Robin Greenfield, le Robin des Bois des militants anti-gaspillage du monde entier

À New York, il porte des vêtements de récupération. Il parcourt l'Amérique à vélo, sur un vélo en bambou. Il reverse ses gains à des organisations à but non lucratif. Provocateur, certes, mais d'une grande valeur.

Robin Greenfield, militante et réformatrice sociale

Robin Greenfield possède un sourire désarmant, fruit d'un optimisme inébranlable, qui alimente le feu d'un combat environnemental et social qu'il a entamé très jeune et auquel il n'a jamais renoncé. Né le 28 août 1986 aux États-Unis, Robin est classé dans la littérature Internet comme «une militante écologiste et humanitaire, connue pour entreprendre des projets extrêmes visant à attirer l'attention sur des problèmes tels que le gaspillage alimentaire, le consumérisme et surtout la durabilité environnementale et sociale. 

Contrairement à de nombreux faux écologistes, et à la grande partie de la caste de "consommateurs verts" Robin met son corps, son visage et même son portefeuille au service de sa cause, à tel point qu'il est devenu le « Robin des Bois des temps modernes ». Sa vie mêle des actions provocatrices utiles sous la bannière d'un développement durable authentique et une générosité simple et sincère : il arpente les rues de New York vêtu uniquement de déchets, il voyage avec… vélo en bambouet reverse une part importante de ses bénéfices à des organisations à but non lucratif exclusivement dirigées par des femmes.

Rob Greenfield a choisi une vie différente et révolutionnaire : il cultive ses propres aliments dans une ferme à Orlando, en Floride, et décide de ne pas acheter de nourriture pendant une année entière. Il promeut également un nouveau mode de vie et de consommation à travers des livres, des conférences et une gestion experte de ses réseaux sociaux et de sa chaîne YouTube.
Rob Greenfield

Rob a parcouru les États-Unis à vélo, de la côte Atlantique à la côte Pacifique, s'arrêtant dans les petites et grandes villes à la recherche de nourriture gaspillée, fouillant les bennes à ordures aux entrées des supermarchés et des grandes surfaces, et en ressortant des aliments parfaitement comestibles. Une fois les aliments jetés récupérés, Greenfield se rendait dans les parcs publics des villes qu'il visitait, ouvrant sacs, sachets et emballages, et se lançait dans une véritable émission de cuisine à base de restes alimentaires, préparant 21 recettes avec les ingrédients sauvés des ordures. Les plats cuisinés étaient distribués à ceux qui en faisaient la demande.

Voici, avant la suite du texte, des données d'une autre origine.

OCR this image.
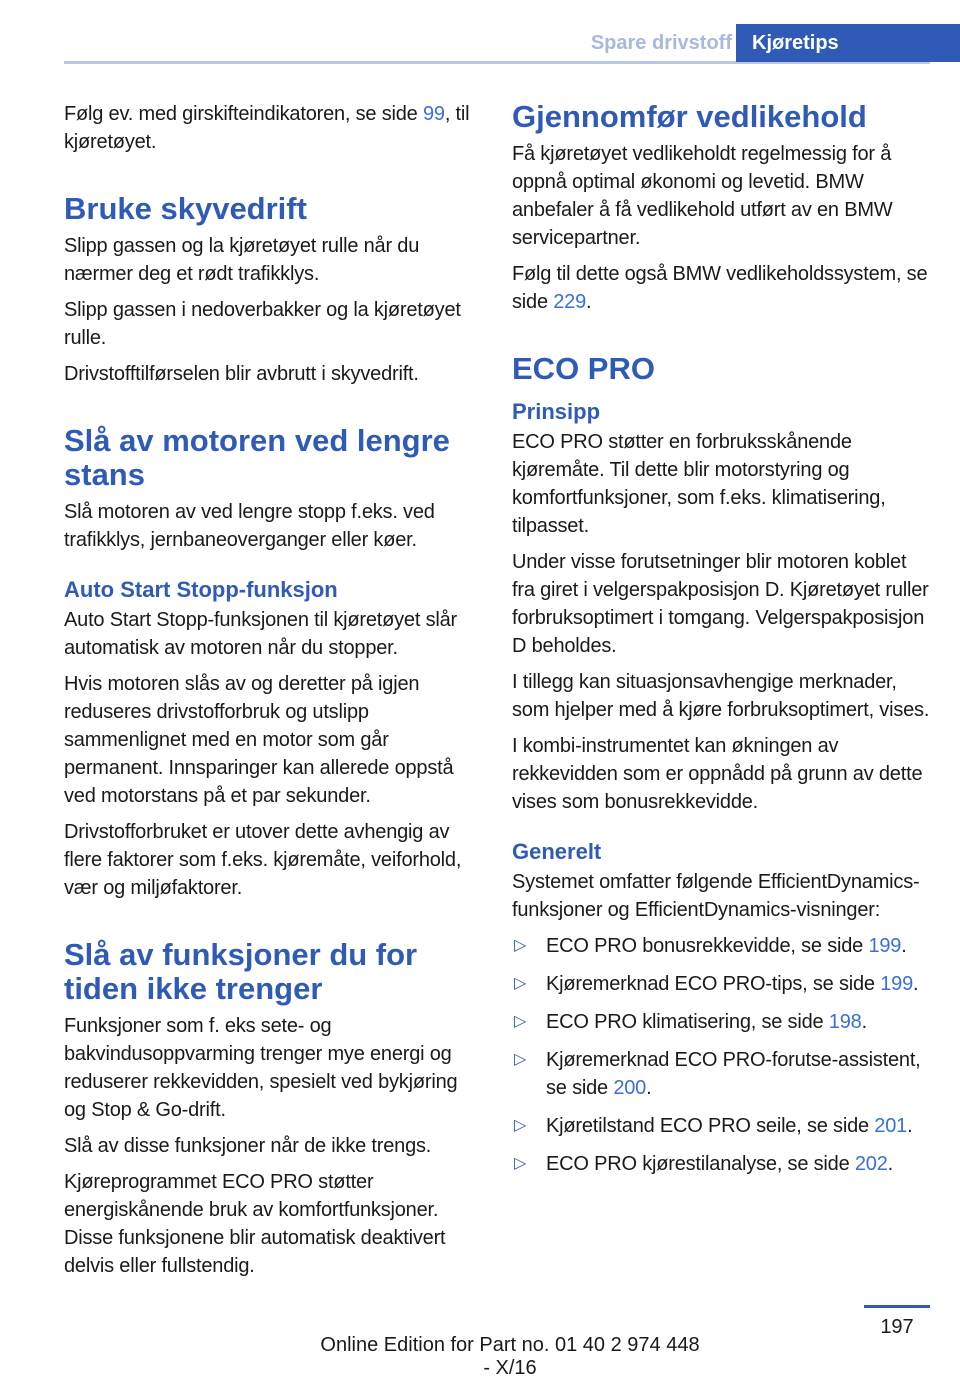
Spare drivstoff	Kjøretips

Følg ev. med girskifteindikatoren, se side 99, til kjøretøyet.

Bruke skyvedrift

Slipp gassen og la kjøretøyet rulle når du nærmer deg et rødt trafikklys.

Slipp gassen i nedoverbakker og la kjøretøyet rulle.

Drivstofftilførselen blir avbrutt i skyvedrift.

Slå av motoren ved lengre stans

Slå motoren av ved lengre stopp f.eks. ved trafikklys, jernbaneoverganger eller køer.

Auto Start Stopp-funksjon

Auto Start Stopp-funksjonen til kjøretøyet slår automatisk av motoren når du stopper.

Hvis motoren slås av og deretter på igjen reduseres drivstofforbruk og utslipp sammenlignet med en motor som går permanent. Innsparinger kan allerede oppstå ved motorstans på et par sekunder.

Drivstofforbruket er utover dette avhengig av flere faktorer som f.eks. kjøremåte, veiforhold, vær og miljøfaktorer.

Slå av funksjoner du for tiden ikke trenger

Funksjoner som f. eks sete- og bakvindusoppvarming trenger mye energi og reduserer rekkevidden, spesielt ved bykjøring og Stop & Go-drift.

Slå av disse funksjoner når de ikke trengs.

Kjøreprogrammet ECO PRO støtter energiskånende bruk av komfortfunksjoner. Disse funksjonene blir automatisk deaktivert delvis eller fullstendig.

Gjennomfør vedlikehold

Få kjøretøyet vedlikeholdt regelmessig for å oppnå optimal økonomi og levetid. BMW anbefaler å få vedlikehold utført av en BMW servicepartner.

Følg til dette også BMW vedlikeholdssystem, se side 229.

ECO PRO
Prinsipp

ECO PRO støtter en forbruksskånende kjøremåte. Til dette blir motorstyring og komfortfunksjoner, som f.eks. klimatisering, tilpasset.

Under visse forutsetninger blir motoren koblet fra giret i velgerspakposisjon D. Kjøretøyet ruller forbruksoptimert i tomgang. Velgerspakposisjon D beholdes.

I tillegg kan situasjonsavhengige merknader, som hjelper med å kjøre forbruksoptimert, vises.

I kombi-instrumentet kan økningen av rekkevidden som er oppnådd på grunn av dette vises som bonusrekkevidde.

Generelt

Systemet omfatter følgende EfficientDynamics-funksjoner og EfficientDynamics-visninger:

▷ ECO PRO bonusrekkevidde, se side 199.
▷ Kjøremerknad ECO PRO-tips, se side 199.
▷ ECO PRO klimatisering, se side 198.
▷ Kjøremerknad ECO PRO-forutse-assistent, se side 200.
▷ Kjøretilstand ECO PRO seile, se side 201.
▷ ECO PRO kjørestilanalyse, se side 202.
197
Online Edition for Part no. 01 40 2 974 448 - X/16
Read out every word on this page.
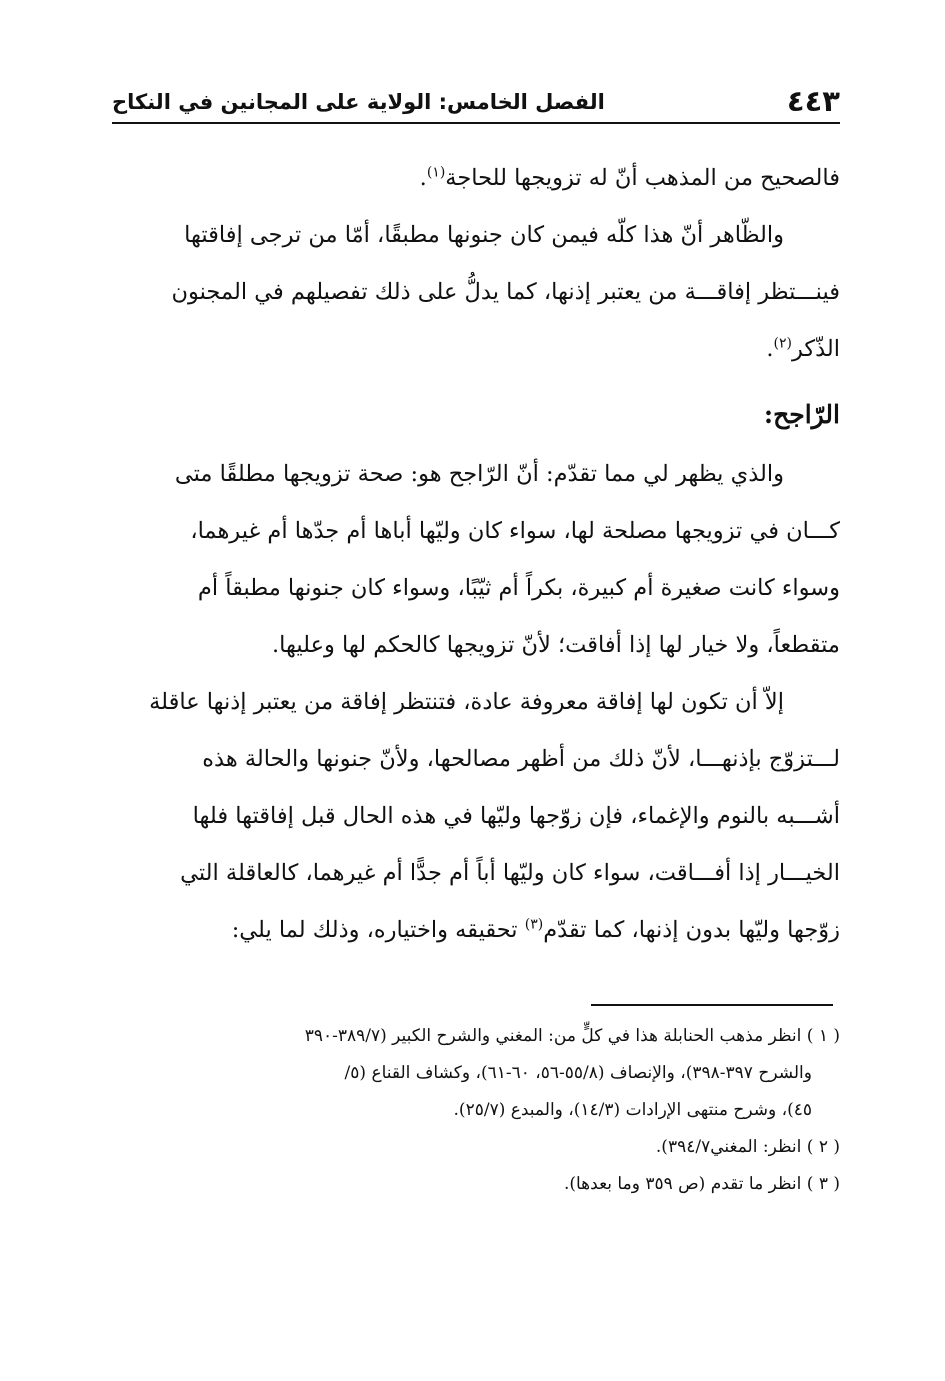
٤٤٣
الفصل الخامس: الولاية على المجانين في النكاح

فالصحيح من المذهب أنّ له تزويجها للحاجة$^{(١)}$.

والظّاهر أنّ هذا كلّه فيمن كان جنونها مطبقًا، أمّا من ترجى إفاقتها
فينـــتظر إفاقـــة من يعتبر إذنها، كما يدلُّ على ذلك تفصيلهم في المجنون
الذّكر$^{(٢)}$.

الرّاجح:

والذي يظهر لي مما تقدّم: أنّ الرّاجح هو: صحة تزويجها مطلقًا متى
كـــان في تزويجها مصلحة لها، سواء كان وليّها أباها أم جدّها أم غيرهما،
وسواء كانت صغيرة أم كبيرة، بكراً أم ثيّبًا، وسواء كان جنونها مطبقاً أم
متقطعاً، ولا خيار لها إذا أفاقت؛ لأنّ تزويجها كالحكم لها وعليها.

إلاّ أن تكون لها إفاقة معروفة عادة، فتنتظر إفاقة من يعتبر إذنها عاقلة
لـــتزوّج بإذنهـــا، لأنّ ذلك من أظهر مصالحها، ولأنّ جنونها والحالة هذه
أشـــبه بالنوم والإغماء، فإن زوّجها وليّها في هذه الحال قبل إفاقتها فلها
الخيـــار إذا أفـــاقت، سواء كان وليّها أباً أم جدًّا أم غيرهما، كالعاقلة التي
زوّجها وليّها بدون إذنها، كما تقدّم$^{(٣)}$ تحقيقه واختياره، وذلك لما يلي:

( ١ ) انظر مذهب الحنابلة هذا في كلٍّ من: المغني والشرح الكبير (٣٨٩/٧-٣٩٠
والشرح ٣٩٧-٣٩٨)، والإنصاف (٥٥/٨-٥٦، ٦٠-٦١)، وكشاف القناع (٥/
٤٥)، وشرح منتهى الإرادات (١٤/٣)، والمبدع (٢٥/٧).
( ٢ ) انظر: المغني٣٩٤/٧).
( ٣ ) انظر ما تقدم (ص ٣٥٩ وما بعدها).
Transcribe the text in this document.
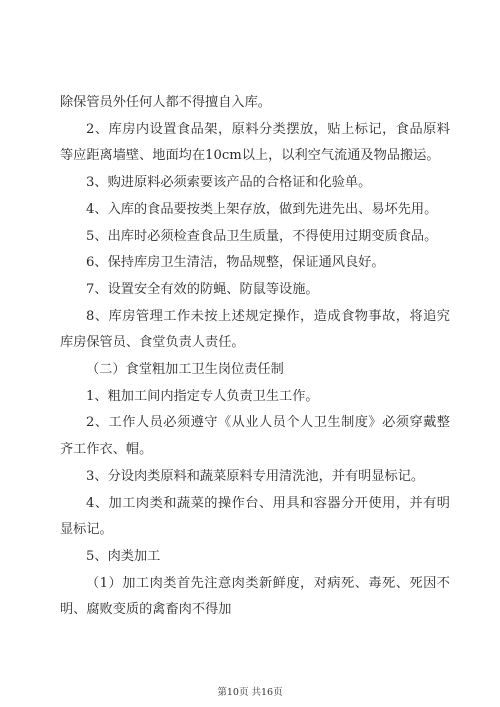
除保管员外任何人都不得擅自入库。

2、库房内设置食品架，原料分类摆放，贴上标记，食品原料等应距离墙壁、地面均在10cm以上，以利空气流通及物品搬运。

3、购进原料必须索要该产品的合格证和化验单。

4、入库的食品要按类上架存放，做到先进先出、易坏先用。

5、出库时必须检查食品卫生质量，不得使用过期变质食品。

6、保持库房卫生清洁，物品规整，保证通风良好。

7、设置安全有效的防蝇、防鼠等设施。

8、库房管理工作未按上述规定操作，造成食物事故，将追究库房保管员、食堂负责人责任。

（二）食堂粗加工卫生岗位责任制

1、粗加工间内指定专人负责卫生工作。

2、工作人员必须遵守《从业人员个人卫生制度》必须穿戴整齐工作衣、帽。

3、分设肉类原料和蔬菜原料专用清洗池，并有明显标记。

4、加工肉类和蔬菜的操作台、用具和容器分开使用，并有明显标记。

5、肉类加工

（1）加工肉类首先注意肉类新鲜度，对病死、毒死、死因不明、腐败变质的禽畜肉不得加

第10页 共16页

L'objectif principal de Greenfield, dans toutes ses actions, est avant tout de stimuler la sensibilisation et la prise de conscience aux questions environnementales. son site web et ses profils et les sciences socialesEn montrant l'exemple, Rob encourage les lecteurs à faire de même, à agir, à devenir une sorte de « gardien de la lutte contre le gaspillage alimentaire ». Plus généralement, Rob invite à se mobiliser contre un mode de vie devenu insoutenable.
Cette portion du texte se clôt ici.